Earlier this year, I posted a piece by Camilla Spadafino, an art teacher in Nashville, about her experience with the Tennessee Fine Arts Portfolio. At the time, there was some discussion in Nashville about the district moving away from portfolio evaluation for Fine Arts teachers. While that did not happen this year in Nashville, five districts did drop portfolio evaluation for Fine Arts prior to the start of this school year.
For those following the Pre-K/Kindergarten portfolio story, the Fine Arts and other optional portfolios experienced similar challenges with platform vendor Educopia last year. Now, those few districts using the Fine Arts portfolio in 2018-19 will shift to the third platform vendor in three years.
In 2017-18, sixteen districts participated in the Fine Arts portfolio. As of July, five districts had dropped and one, Sumner County, added. That left twelve districts to move forward this year.
Now, Tipton County has announced they are dropping the Fine Arts portfolio this year. The move comes after a group of Fine Arts teachers sent a letter to school board members citing numerous challenges with the portfolio.
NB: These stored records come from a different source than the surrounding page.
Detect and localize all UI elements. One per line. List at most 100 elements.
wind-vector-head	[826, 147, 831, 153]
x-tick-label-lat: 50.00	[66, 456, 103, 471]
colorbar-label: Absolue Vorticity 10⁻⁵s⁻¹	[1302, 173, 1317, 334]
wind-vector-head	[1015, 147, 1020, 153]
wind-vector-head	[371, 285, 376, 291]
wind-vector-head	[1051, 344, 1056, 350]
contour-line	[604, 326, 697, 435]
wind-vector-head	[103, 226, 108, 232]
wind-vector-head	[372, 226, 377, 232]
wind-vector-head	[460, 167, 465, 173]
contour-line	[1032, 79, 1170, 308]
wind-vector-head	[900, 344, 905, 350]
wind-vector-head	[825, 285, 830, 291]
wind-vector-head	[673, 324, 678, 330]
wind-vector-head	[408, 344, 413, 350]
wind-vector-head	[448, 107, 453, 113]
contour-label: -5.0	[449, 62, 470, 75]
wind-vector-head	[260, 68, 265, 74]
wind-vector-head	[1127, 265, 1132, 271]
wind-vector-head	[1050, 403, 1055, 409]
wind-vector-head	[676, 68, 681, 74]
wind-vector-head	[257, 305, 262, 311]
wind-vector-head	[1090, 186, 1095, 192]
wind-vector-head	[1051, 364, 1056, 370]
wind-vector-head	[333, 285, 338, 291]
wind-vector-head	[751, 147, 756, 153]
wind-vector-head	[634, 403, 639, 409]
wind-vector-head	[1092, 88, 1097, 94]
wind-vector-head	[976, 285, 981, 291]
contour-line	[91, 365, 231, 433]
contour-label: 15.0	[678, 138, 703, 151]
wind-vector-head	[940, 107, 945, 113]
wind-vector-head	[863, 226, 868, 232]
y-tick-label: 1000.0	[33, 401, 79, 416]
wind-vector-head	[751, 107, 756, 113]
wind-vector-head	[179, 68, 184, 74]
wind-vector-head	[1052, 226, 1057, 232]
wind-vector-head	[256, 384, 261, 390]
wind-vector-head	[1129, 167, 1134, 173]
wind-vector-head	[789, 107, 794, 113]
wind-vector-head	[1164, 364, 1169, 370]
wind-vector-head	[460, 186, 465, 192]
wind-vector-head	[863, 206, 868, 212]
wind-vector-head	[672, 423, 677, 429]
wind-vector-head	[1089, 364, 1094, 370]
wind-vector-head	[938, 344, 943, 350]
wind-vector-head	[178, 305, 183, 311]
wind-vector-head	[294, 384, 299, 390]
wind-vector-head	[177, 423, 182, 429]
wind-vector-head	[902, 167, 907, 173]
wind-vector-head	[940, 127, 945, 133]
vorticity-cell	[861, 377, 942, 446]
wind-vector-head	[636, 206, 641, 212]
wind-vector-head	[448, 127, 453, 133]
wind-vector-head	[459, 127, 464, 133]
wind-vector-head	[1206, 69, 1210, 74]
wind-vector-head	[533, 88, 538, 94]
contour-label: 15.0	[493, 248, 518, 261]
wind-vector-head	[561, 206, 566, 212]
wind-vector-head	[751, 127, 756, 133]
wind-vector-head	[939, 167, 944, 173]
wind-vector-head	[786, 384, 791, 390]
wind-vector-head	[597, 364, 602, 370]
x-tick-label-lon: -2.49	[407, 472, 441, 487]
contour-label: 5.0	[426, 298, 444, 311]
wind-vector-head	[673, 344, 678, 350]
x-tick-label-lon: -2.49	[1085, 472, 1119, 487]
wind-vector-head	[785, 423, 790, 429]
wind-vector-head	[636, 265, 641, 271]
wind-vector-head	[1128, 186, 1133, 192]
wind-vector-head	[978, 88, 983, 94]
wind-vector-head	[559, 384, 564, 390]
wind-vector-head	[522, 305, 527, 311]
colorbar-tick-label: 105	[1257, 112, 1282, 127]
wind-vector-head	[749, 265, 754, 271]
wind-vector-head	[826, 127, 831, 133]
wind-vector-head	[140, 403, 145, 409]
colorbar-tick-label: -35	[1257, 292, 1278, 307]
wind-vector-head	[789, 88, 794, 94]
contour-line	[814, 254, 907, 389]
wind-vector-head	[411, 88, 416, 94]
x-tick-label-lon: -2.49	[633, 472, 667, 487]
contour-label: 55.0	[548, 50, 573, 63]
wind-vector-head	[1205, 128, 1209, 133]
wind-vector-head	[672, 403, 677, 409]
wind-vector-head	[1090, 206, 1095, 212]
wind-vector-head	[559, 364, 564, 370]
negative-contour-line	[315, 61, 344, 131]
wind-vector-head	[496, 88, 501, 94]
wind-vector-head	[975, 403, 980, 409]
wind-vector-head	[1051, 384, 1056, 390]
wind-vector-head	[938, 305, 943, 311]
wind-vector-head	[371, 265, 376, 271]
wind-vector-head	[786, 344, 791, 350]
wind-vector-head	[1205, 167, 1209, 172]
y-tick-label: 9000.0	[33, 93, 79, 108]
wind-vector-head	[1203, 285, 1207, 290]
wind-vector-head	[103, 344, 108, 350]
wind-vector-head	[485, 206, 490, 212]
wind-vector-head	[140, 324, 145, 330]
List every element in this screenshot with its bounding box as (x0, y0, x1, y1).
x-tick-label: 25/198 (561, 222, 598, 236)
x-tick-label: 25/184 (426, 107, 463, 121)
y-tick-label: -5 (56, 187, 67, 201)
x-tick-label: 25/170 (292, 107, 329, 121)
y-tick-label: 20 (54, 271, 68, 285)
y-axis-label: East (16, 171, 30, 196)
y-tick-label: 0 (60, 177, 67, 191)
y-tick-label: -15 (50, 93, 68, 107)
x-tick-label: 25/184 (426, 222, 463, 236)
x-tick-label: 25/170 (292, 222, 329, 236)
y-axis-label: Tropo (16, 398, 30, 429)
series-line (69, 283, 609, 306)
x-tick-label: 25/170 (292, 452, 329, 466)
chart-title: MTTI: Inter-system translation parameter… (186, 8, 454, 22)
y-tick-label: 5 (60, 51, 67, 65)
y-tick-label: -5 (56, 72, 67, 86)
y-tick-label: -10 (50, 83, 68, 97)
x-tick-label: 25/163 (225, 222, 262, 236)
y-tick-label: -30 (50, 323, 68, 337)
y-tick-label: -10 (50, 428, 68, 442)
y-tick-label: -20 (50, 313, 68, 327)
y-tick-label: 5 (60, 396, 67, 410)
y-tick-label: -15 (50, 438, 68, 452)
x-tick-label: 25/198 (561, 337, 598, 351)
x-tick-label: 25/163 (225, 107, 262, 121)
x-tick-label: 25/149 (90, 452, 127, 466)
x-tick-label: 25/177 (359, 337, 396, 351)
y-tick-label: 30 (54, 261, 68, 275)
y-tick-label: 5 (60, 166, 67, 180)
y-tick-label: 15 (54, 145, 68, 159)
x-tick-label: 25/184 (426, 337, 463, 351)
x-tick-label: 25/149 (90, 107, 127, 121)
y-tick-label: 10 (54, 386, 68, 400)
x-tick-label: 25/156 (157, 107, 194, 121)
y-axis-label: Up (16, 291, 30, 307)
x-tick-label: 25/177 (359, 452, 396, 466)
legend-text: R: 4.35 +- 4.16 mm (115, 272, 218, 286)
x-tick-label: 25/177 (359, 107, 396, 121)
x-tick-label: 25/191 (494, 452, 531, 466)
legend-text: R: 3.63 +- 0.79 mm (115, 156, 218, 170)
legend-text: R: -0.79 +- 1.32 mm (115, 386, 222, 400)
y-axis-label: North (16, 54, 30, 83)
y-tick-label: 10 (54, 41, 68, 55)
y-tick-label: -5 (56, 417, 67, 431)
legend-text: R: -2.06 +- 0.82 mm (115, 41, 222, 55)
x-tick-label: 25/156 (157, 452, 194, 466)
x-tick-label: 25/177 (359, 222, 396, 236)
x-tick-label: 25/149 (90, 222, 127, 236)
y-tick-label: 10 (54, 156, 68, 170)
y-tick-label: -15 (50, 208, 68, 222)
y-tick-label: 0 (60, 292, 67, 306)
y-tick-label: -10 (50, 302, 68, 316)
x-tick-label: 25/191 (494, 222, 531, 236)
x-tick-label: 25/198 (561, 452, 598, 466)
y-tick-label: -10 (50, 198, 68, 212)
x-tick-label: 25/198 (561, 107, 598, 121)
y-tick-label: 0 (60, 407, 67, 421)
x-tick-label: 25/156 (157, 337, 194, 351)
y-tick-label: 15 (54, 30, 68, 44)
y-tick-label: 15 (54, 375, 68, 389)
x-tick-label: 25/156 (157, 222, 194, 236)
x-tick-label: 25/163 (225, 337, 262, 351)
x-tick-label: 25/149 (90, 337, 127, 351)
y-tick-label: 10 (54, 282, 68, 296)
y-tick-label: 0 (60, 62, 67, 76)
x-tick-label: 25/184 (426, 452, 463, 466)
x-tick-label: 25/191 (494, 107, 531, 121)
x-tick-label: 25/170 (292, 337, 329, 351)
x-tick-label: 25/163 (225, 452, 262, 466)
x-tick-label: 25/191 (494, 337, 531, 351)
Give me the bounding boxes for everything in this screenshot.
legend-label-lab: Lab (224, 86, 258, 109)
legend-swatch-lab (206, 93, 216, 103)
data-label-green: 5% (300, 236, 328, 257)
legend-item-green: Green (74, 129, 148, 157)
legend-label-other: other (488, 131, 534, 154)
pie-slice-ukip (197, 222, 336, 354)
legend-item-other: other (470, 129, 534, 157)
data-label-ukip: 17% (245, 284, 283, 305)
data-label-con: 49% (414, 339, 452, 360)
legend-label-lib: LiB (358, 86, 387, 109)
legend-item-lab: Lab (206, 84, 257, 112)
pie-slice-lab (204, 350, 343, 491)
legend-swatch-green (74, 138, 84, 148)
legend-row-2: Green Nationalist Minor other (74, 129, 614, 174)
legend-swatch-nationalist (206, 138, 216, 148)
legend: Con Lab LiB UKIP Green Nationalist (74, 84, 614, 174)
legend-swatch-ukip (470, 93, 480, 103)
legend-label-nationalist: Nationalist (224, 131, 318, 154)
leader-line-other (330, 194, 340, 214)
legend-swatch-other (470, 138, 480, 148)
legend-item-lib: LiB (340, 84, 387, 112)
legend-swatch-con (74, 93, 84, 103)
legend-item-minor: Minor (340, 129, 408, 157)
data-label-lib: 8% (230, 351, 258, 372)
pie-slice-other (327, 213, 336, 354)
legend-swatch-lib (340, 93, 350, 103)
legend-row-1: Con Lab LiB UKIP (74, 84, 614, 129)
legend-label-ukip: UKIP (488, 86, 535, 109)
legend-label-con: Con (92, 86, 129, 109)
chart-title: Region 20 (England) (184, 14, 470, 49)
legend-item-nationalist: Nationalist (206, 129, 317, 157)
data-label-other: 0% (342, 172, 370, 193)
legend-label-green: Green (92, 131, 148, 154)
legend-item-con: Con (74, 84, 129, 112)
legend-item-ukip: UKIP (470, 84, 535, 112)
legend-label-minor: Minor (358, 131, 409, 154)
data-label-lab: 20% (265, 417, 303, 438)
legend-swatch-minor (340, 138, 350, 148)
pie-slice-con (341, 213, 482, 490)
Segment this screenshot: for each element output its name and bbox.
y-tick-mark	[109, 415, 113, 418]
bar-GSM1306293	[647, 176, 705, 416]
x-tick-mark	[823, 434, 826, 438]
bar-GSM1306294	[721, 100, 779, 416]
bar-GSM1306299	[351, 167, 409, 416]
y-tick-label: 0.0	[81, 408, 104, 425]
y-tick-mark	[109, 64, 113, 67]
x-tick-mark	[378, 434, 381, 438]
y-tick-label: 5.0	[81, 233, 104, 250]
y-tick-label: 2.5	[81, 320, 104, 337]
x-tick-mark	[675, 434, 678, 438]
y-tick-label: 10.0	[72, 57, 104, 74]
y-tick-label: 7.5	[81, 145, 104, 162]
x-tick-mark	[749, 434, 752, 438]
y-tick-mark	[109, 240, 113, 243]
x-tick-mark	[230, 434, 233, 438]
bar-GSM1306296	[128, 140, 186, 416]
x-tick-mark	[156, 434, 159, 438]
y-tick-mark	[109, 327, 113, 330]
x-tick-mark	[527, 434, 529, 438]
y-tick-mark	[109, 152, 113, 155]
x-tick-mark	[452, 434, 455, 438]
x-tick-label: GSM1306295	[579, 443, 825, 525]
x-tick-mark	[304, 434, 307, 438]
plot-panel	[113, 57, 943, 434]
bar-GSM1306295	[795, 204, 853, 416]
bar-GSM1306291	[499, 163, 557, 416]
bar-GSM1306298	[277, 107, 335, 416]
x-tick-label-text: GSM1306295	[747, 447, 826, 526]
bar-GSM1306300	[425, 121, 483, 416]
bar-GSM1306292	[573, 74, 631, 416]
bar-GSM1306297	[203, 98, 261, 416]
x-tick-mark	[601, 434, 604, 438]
Here are some key excerpts explaining why Tipton County Fine Arts teachers did not want to continue with portfolio evaluation after having used it for four years:
While we appreciate the theory behind it, in real practice the portfolio process is not an effective one. What has occurred over the past several years is that portfolio has changed our lesson structures, negatively impacted our students’ classroom experience, and it has failed to provide feedback to help us improve as teachers.
There is extensive time spent on putting all the collections together in order to submit. Teachers have attested to spending anywhere from 40-100 hours of their own time outside of school on preparing their portfolio.
It has not positively impacted our students, or our school’s arts programs. Many counties in the state have opted out because of these issues. Our goal is to support classroom teachers through collaboration in order to help students reach their specific target areas. Portfolio detracts from this goal and should be removed. Our belief is that we should opt out of the portfolio process…
The concerns mentioned here echo many of those raised by Nashville teachers. They are also similar to concerns expressed by Pre-K and Kindergarten teachers after their first year of portfolio evaluation.
The process, according to teachers, takes up valuable instructional time and yields no real benefits for students. Teachers spend countless hours of their own time without compensation and receive little or no meaningful feedback on how to improve practice.
It will be interesting to see how the process goes this year with yet another new vendor. Will more districts opt out next year?